O Tribunal Regional Eleitoral (TRE) determinou no dia 18 deste mês o arquivamento de um inquérito policial destinado a investigar a suspeita de compra de votos pelo deputado estadual José Eduardo Botelho (PSB) nas eleições de outubro de 2014. A decisão do desembargador Luiz Ferreira da Silva acompanhou parecer favorável do Ministério Público Eleitoral (MPE).

Conforme narrado nos autos, durante o cumprimento de um mandado de busca e apreensão pela Delegacia Especializada de Repressão a Entorpecentes numa residência no bairro da Manga em Várzea Grande, foram encontradas drogas e uma quantia de aproximadamente R$ 1 mil em cédulas de R$ 10,00.

Em interrogatório, Rose Campos Araújo e seu filho, Matheus Manoel Campos Araújo, presentes na mercearia no momento da investida policial, declararam que o dinheiro apreendido pertencia ao candidato a deputado estadual José Eduardo Botelho (PSB) e que estava na posse de Manoel Domingos de Araújo, para ser utilizado na campanha eleitoral.

No entanto, em depoimento prestado a autoridade policial, Manoel Domingos informou que somente mantinha o dinheiro guardado a mando de Antônio Francisco de Figueiredo, funcionário da empresa União Transportes, que por sua vez temia perder o dinheiro porque morava com dois sobrinhos usuários de drogas. Ressaltou ainda que o dinheiro encontrado serviria para pagamentos de cabos eleitorais da campanha.

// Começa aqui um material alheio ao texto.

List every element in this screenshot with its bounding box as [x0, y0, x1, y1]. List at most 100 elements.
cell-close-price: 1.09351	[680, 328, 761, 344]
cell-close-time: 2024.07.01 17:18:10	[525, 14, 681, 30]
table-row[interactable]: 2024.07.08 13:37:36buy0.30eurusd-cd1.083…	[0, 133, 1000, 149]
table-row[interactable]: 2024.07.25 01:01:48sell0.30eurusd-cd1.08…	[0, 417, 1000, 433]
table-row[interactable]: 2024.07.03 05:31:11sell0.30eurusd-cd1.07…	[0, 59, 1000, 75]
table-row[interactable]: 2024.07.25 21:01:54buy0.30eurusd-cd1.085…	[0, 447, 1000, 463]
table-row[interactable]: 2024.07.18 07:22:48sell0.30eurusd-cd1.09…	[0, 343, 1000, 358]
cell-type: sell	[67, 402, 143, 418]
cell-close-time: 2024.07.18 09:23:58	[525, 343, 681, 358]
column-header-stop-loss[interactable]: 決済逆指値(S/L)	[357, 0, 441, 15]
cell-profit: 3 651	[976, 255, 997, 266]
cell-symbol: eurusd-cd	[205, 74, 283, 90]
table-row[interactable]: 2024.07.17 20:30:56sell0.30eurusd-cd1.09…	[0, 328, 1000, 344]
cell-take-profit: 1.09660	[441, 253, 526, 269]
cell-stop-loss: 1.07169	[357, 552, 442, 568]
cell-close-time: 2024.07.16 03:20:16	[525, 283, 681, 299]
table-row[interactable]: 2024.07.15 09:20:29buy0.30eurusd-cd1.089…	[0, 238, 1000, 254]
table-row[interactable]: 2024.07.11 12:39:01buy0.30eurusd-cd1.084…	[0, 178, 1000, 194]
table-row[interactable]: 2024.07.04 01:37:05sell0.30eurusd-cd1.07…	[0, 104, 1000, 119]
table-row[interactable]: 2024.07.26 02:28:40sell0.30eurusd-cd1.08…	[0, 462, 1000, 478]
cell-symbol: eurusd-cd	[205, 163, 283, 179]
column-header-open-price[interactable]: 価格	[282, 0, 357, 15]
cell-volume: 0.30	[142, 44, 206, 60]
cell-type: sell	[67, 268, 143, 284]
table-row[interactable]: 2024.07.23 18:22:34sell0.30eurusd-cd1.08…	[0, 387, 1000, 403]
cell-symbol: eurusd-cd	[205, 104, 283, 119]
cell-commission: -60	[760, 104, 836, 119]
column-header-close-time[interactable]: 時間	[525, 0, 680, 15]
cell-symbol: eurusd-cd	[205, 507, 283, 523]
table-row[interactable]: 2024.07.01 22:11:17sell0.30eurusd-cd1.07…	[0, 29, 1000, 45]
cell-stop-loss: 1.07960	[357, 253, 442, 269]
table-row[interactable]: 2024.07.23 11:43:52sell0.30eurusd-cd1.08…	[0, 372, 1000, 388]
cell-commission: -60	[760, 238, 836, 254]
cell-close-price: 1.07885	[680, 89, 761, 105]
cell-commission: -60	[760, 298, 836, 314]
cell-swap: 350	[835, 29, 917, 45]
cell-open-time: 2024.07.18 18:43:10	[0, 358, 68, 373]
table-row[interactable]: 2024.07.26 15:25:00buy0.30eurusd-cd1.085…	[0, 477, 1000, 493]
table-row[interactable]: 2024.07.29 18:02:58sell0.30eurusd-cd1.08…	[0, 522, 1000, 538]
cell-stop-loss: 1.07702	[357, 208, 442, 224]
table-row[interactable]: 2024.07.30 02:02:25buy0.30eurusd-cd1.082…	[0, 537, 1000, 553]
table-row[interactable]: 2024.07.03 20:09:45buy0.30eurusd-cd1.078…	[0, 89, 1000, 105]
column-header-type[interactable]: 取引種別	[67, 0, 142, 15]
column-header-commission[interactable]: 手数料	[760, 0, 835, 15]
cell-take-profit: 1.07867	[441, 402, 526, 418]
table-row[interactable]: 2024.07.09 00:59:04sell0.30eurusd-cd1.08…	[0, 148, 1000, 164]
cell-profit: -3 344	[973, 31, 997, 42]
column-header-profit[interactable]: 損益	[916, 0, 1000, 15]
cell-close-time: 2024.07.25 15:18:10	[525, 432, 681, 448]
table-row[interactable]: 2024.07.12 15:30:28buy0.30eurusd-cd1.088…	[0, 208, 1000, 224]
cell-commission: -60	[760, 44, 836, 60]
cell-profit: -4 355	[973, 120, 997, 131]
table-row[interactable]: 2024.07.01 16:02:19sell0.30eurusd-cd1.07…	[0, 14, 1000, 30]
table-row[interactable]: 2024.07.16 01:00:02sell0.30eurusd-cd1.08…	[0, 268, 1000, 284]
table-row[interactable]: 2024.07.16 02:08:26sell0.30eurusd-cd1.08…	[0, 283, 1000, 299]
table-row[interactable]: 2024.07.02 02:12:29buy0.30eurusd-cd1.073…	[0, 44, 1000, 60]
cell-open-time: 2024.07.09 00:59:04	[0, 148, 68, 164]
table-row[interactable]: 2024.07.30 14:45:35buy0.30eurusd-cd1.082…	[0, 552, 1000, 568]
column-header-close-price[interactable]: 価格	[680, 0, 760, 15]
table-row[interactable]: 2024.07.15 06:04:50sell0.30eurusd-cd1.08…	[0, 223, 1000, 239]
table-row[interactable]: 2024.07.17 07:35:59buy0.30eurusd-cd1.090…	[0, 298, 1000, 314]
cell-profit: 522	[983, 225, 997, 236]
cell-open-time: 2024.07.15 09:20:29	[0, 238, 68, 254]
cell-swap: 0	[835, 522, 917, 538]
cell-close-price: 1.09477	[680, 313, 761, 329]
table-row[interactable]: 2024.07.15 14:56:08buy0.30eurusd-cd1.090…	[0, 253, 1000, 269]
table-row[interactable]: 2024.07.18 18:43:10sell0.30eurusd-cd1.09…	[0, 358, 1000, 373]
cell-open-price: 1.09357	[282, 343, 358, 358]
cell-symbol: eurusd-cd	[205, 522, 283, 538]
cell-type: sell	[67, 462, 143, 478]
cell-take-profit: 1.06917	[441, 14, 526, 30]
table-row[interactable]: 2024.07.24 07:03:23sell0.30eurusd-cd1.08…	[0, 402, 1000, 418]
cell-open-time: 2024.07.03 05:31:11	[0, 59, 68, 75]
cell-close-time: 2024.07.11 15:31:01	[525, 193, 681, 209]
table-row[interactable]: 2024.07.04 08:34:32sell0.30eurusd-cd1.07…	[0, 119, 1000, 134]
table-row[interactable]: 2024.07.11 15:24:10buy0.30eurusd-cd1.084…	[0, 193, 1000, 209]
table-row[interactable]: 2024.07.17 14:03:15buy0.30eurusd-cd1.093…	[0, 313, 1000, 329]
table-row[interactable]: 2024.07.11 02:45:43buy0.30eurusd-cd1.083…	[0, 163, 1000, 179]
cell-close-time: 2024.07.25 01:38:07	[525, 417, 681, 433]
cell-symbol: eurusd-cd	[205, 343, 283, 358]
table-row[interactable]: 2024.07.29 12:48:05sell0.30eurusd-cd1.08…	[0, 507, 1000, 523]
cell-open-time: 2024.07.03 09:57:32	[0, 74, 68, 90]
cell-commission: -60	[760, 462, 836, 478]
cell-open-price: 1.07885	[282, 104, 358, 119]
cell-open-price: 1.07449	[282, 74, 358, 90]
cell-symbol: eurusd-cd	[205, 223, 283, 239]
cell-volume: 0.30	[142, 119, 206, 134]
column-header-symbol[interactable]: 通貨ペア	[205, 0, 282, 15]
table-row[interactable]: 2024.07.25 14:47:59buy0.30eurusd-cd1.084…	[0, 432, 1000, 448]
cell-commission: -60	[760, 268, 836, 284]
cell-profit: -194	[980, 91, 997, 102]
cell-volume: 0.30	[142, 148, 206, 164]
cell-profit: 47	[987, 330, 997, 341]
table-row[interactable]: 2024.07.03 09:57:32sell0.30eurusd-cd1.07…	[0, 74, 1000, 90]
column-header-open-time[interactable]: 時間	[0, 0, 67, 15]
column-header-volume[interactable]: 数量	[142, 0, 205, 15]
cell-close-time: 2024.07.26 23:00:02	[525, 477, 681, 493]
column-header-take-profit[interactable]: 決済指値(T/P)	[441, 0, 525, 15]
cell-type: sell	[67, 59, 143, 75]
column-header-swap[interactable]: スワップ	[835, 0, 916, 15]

Ainda foi apurado que Manoel Campos de Araújo trabalhou como motorista do candidato José Eduardo Botelho com a prestação de serviços devidamente entregue e comprovada a Justiça Eleitoral.

No relatório do inquérito policial, foi citado que apenas o dinheiro apreendido não seria suficiente para comprovar o crime de compra de votos .

“Assim, sem que o Estado obtenha indícios da autoria e da materialidade, resta impossível a propositura da ação penal, conforme asseverou o Ministério Público Eleitoral no parecer. Posto isso, acolho o parecer da Procuradoria Regional Eleitoral para determinar o arquivamento deste inquérito policial, no estado em que se encontra, sem prejuízo do Código de Processo Penal, se outros elementos probatórios vierem a surgir posteriormente”, diz um dos trechos da decisão.